When one company causes provable harm to another business, a lawsuit can help remedy the issue. Business leaders can take legal action in response to tortious interference with business contracts and defamation. They may also be able to ask the civil courts for support when they face unfair competition. Unfair competition can involve a variety of different inappropriate activities.
Does a price-fixing scheme meet the necessary legal standard to justify litigation on the basis of a business tort?
Price fixing is unlawful and harmful
Federal antitrust regulations address price fixing and other attempts to manipulate the market. Technically, businesses and service providers have the authority to price their goods and services however they choose.

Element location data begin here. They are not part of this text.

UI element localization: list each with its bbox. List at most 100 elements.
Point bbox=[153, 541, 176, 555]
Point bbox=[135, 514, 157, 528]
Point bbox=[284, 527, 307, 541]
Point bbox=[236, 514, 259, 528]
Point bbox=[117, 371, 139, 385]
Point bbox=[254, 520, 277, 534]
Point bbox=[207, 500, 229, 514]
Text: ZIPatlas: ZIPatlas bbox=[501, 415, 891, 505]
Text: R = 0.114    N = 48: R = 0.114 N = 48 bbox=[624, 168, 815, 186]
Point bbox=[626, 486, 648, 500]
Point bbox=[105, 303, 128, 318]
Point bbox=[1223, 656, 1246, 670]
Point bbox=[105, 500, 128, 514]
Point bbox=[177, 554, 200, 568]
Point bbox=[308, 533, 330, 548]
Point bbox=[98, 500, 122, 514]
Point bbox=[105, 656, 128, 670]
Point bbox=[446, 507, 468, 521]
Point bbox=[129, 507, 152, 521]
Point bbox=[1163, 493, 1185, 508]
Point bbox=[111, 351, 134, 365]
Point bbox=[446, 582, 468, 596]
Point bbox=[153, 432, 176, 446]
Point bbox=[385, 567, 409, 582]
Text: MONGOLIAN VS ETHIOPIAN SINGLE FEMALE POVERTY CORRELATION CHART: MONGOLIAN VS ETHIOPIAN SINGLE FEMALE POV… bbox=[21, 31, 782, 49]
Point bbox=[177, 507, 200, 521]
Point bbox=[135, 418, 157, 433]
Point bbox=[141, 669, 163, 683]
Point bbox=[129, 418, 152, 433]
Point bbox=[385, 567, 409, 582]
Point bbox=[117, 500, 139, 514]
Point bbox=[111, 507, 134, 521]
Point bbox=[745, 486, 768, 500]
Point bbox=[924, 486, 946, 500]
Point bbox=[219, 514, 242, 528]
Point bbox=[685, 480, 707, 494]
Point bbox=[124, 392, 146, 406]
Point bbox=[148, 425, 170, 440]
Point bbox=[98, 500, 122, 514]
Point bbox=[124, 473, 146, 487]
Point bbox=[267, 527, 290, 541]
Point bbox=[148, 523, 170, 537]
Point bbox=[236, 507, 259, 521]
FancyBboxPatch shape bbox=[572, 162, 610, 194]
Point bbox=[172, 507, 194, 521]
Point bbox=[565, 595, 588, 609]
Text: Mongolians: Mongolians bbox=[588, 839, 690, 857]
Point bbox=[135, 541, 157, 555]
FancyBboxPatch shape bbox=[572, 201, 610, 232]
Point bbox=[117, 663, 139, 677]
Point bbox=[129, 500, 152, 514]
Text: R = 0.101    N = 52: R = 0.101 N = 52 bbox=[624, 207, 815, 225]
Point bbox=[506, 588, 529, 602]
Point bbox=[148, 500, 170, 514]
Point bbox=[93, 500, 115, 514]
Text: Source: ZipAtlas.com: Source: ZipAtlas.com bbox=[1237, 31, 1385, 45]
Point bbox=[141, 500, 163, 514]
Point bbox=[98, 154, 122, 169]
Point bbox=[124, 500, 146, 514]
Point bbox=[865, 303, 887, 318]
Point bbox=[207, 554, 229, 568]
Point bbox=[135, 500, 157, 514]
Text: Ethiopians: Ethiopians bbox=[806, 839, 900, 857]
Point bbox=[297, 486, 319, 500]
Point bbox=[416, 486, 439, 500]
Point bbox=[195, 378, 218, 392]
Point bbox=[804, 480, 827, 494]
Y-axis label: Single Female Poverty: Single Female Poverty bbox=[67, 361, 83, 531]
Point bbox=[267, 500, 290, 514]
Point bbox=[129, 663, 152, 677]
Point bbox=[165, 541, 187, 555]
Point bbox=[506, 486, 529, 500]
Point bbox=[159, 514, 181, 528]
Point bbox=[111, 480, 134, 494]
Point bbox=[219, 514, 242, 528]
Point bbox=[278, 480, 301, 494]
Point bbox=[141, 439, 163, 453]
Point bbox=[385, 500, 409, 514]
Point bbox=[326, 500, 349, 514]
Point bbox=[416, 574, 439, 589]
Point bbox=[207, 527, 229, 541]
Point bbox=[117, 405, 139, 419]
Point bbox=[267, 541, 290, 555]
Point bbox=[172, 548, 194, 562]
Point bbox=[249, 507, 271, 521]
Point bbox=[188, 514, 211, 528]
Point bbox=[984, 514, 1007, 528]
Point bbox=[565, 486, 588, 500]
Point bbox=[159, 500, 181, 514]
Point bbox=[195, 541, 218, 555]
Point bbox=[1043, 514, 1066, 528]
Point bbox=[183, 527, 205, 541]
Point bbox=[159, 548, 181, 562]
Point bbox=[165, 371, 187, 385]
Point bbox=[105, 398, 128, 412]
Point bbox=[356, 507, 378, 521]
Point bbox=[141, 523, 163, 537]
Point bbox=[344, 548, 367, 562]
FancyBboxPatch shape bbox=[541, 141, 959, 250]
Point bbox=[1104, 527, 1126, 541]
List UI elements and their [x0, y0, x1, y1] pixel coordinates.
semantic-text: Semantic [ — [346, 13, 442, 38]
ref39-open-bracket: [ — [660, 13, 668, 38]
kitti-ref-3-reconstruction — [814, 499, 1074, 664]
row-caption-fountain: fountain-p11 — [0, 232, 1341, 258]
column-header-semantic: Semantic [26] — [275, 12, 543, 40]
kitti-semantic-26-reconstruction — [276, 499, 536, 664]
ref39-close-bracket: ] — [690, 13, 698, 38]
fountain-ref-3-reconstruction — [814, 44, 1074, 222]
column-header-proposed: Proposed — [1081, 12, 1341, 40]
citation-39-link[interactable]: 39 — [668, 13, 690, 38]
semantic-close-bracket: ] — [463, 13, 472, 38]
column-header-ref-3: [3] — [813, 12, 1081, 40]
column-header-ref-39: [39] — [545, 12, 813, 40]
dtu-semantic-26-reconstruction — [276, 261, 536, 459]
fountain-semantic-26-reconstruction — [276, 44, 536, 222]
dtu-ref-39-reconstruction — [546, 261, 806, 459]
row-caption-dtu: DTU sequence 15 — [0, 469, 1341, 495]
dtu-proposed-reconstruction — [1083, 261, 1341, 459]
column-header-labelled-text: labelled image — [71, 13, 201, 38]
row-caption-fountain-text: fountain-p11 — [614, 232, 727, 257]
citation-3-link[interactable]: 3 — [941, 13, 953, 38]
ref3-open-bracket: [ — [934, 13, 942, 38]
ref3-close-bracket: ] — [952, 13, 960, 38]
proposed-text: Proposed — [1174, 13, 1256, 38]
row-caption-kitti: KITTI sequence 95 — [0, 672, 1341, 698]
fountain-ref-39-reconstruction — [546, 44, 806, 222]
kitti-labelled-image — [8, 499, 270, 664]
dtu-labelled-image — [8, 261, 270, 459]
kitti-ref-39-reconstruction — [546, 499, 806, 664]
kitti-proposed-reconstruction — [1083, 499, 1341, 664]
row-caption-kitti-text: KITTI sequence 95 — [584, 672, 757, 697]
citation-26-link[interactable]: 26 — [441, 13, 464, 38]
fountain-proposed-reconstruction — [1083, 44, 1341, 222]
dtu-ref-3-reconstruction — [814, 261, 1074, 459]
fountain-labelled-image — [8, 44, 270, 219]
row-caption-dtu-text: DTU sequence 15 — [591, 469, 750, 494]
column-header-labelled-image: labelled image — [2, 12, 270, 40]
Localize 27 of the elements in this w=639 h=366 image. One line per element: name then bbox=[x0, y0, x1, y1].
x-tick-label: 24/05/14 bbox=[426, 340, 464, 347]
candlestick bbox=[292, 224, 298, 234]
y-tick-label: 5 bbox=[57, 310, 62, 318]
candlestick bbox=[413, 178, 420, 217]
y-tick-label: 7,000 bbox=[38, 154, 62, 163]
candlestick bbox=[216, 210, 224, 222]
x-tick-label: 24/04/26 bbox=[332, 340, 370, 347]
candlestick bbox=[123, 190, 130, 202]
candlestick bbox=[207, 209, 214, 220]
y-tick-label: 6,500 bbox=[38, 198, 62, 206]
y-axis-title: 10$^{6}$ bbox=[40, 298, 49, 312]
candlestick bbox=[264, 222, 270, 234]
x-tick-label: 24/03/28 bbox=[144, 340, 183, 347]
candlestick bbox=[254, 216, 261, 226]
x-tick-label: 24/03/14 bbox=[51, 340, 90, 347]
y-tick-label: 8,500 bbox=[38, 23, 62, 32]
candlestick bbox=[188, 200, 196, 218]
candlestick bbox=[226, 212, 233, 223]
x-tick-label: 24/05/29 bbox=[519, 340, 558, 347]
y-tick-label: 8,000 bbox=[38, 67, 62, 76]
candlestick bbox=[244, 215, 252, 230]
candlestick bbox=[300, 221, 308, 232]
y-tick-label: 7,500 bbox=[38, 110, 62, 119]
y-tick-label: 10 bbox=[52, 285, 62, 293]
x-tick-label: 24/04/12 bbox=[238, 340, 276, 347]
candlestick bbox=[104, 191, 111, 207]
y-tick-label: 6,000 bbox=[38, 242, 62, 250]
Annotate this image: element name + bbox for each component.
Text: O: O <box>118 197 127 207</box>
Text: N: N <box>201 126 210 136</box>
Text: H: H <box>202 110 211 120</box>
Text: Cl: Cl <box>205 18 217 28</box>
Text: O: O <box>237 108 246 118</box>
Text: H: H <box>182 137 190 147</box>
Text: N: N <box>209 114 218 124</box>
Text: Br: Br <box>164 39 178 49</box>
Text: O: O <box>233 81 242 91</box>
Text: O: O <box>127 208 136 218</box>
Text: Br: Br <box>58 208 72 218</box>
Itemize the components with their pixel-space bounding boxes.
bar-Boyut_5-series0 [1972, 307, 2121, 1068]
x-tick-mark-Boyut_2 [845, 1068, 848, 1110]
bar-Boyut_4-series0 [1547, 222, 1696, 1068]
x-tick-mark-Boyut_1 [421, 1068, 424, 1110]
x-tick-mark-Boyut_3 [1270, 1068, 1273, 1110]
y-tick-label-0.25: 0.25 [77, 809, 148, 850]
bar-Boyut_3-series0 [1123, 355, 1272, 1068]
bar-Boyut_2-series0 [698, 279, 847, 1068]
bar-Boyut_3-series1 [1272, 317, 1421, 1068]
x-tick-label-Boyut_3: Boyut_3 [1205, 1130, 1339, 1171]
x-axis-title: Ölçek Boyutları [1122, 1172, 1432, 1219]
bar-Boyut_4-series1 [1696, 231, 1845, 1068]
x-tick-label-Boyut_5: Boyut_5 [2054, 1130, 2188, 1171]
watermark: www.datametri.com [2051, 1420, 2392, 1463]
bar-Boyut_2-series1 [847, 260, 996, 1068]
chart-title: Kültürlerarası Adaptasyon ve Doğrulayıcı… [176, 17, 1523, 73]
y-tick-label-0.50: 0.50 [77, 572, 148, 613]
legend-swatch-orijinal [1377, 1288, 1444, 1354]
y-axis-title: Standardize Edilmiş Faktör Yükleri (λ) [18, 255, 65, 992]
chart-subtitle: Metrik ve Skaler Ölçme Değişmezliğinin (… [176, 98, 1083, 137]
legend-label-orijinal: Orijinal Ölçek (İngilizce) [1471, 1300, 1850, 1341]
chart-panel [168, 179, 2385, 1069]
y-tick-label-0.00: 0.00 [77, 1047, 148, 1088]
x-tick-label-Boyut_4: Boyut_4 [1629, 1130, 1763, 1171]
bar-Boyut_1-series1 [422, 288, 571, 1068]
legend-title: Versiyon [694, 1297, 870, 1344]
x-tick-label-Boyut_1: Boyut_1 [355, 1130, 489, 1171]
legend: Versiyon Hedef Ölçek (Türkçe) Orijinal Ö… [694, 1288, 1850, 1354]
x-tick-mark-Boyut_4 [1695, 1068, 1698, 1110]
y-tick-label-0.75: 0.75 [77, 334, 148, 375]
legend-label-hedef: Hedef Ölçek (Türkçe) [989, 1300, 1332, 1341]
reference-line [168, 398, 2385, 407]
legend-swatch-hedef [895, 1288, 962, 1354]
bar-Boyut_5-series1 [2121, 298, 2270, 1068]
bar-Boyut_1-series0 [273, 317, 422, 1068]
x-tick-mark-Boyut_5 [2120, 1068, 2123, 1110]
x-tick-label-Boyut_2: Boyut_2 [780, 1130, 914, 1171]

However, their decisions can represent unfair competition in scenarios where they attempt to damage a competitor’s market share. Price-fixing schemes involve two or more professionals or business owners working cooperatively to manipulate the market.
Often, price fixing involves undercutting a successful company’s pricing, possibly by lowering prices to an unsustainable point. The goal of price fixing is to push out competition and force competitors to relocate or close.
Those with evidence that competitors cooperated to manipulate pricing and consumer decisions may be able to take legal action against competitors involved in the scheme. Discussing suspicions of price fixing with a legal professional can help frustrated business leaders evaluate their options, including business litigation.